Oil prices remain firm as US oil production remains disrupted after hurricane Sally hit the gulf coast and oil producers take stock of the damage. OPEC+ are set to meet today to discuss their agreed output cuts, demand trends and falling oil price concerns. C$ weakened vs US$ despite the +4% rally in oil prices yesterday, weakening from its strongest level in a week (1.3123) after the Fed comments. Bias remains for further C$ weakness with oil prices expected to ease when the US gulf coast oil production resumes. Support at 1.3120, with minor resistance at 1.3210, if breached 1.3270 next.

Euro rebounds from its overnight lows (1.1740) following yesterday’s flight to safe haven US$ after the FEDs comments. Euro hit its lowest level in a month, focus will now shift to the US Congress to see if the Reps / Dems are able to find a compromised in the stalled coronavirus stimulus efforts. European CPI data came out as expected, while Italian global trade balance exceeded expectations. Focus shifts to US data and Dem Nancy Pelosi speech today. Support at 1.1750, with resistance 1.1930, if breached 1.2010 (2020 highs)

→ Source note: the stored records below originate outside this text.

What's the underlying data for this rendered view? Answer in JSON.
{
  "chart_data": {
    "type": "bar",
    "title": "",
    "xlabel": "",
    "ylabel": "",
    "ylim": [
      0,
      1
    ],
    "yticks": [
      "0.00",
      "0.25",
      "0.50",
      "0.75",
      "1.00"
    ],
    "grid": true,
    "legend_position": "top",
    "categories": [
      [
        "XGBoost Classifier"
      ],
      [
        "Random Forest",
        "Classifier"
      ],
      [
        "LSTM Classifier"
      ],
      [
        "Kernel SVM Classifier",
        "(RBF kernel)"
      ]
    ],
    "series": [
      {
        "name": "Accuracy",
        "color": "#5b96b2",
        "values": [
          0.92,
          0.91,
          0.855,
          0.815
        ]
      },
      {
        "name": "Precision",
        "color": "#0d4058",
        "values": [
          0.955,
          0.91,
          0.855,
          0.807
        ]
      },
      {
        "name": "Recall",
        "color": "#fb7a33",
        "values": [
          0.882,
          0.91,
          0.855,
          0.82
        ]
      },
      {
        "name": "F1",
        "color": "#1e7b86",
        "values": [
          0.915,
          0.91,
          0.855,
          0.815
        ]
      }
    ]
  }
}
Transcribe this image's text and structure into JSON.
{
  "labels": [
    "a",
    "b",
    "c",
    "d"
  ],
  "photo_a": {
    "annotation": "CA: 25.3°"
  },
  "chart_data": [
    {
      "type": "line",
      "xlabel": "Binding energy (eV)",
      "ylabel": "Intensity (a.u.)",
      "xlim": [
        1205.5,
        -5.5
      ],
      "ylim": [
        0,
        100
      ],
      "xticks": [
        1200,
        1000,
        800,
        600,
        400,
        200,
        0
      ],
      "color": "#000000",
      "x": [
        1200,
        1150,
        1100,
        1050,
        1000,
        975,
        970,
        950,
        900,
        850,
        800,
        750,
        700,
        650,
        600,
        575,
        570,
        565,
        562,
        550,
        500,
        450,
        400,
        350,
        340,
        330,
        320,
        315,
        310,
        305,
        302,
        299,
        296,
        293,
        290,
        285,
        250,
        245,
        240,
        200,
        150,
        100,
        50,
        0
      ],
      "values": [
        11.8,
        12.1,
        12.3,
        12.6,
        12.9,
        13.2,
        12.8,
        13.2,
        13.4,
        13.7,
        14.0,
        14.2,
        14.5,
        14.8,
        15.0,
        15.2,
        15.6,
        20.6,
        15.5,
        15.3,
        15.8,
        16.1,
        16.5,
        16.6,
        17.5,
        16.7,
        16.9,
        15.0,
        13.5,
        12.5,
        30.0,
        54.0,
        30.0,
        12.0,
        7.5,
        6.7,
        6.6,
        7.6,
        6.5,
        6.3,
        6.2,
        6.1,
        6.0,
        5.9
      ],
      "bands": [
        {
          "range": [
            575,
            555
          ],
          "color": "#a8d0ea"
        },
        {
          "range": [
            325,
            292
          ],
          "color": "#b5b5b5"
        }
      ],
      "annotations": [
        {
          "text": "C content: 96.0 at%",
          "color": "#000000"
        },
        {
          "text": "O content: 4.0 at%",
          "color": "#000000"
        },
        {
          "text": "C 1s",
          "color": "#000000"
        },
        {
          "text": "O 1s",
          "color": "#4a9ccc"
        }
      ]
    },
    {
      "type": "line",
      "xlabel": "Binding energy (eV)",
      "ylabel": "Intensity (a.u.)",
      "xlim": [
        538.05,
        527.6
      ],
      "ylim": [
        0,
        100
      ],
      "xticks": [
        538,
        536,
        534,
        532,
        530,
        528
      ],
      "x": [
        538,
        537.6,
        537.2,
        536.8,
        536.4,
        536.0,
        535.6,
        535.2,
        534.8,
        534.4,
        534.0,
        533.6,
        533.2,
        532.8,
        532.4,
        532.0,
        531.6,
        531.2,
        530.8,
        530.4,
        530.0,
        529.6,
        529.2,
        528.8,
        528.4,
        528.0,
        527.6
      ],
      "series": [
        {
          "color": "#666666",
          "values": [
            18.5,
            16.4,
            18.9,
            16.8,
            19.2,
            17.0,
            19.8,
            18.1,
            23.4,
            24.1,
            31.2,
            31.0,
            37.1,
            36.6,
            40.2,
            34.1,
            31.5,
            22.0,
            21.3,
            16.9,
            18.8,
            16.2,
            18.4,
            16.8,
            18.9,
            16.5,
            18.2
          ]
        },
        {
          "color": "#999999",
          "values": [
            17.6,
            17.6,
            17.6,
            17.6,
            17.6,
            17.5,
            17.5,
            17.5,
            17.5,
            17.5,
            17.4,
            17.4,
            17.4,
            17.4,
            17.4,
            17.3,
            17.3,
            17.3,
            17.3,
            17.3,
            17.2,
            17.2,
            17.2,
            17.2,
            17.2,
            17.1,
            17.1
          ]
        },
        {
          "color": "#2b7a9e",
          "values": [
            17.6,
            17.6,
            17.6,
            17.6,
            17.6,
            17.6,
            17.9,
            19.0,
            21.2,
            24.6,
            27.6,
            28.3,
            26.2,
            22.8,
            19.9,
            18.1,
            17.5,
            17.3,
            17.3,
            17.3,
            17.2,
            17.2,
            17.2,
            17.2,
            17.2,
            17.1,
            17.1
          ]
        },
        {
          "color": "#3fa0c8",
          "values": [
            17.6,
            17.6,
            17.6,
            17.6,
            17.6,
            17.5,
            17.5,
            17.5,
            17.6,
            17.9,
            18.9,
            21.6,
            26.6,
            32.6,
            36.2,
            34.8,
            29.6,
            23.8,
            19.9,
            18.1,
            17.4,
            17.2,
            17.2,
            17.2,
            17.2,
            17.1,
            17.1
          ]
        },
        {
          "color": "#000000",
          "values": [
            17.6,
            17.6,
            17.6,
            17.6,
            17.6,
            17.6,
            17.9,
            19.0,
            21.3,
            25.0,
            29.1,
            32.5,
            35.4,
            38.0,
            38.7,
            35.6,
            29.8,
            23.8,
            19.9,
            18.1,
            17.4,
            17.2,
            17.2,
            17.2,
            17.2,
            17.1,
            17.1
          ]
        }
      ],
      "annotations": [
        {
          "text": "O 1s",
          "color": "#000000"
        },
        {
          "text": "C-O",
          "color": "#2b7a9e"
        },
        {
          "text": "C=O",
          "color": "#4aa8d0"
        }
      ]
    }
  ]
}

GBP drops vs US$ after BoE leaves its interest rate policy unchanged at 0.1% and no change to its quantitative easing program. Speculation is growing that if the UK has a hard Brexit, UK interest rates will likely fall into negative territory. On Brexit, the UK PM is making some concessions giving the House of Commons a “Veto” to override parts of the Brexit treaty in an effort to quell conservative rebels. From the US, Biden warns the UK if he becomes President there will be No trade deal for the UK unless they respect the Northern Ireland peace deal. Brexit and possible negative UK interest rates will likely keep GBP under pressure. Support 1.2850 with resistance at 1.3020.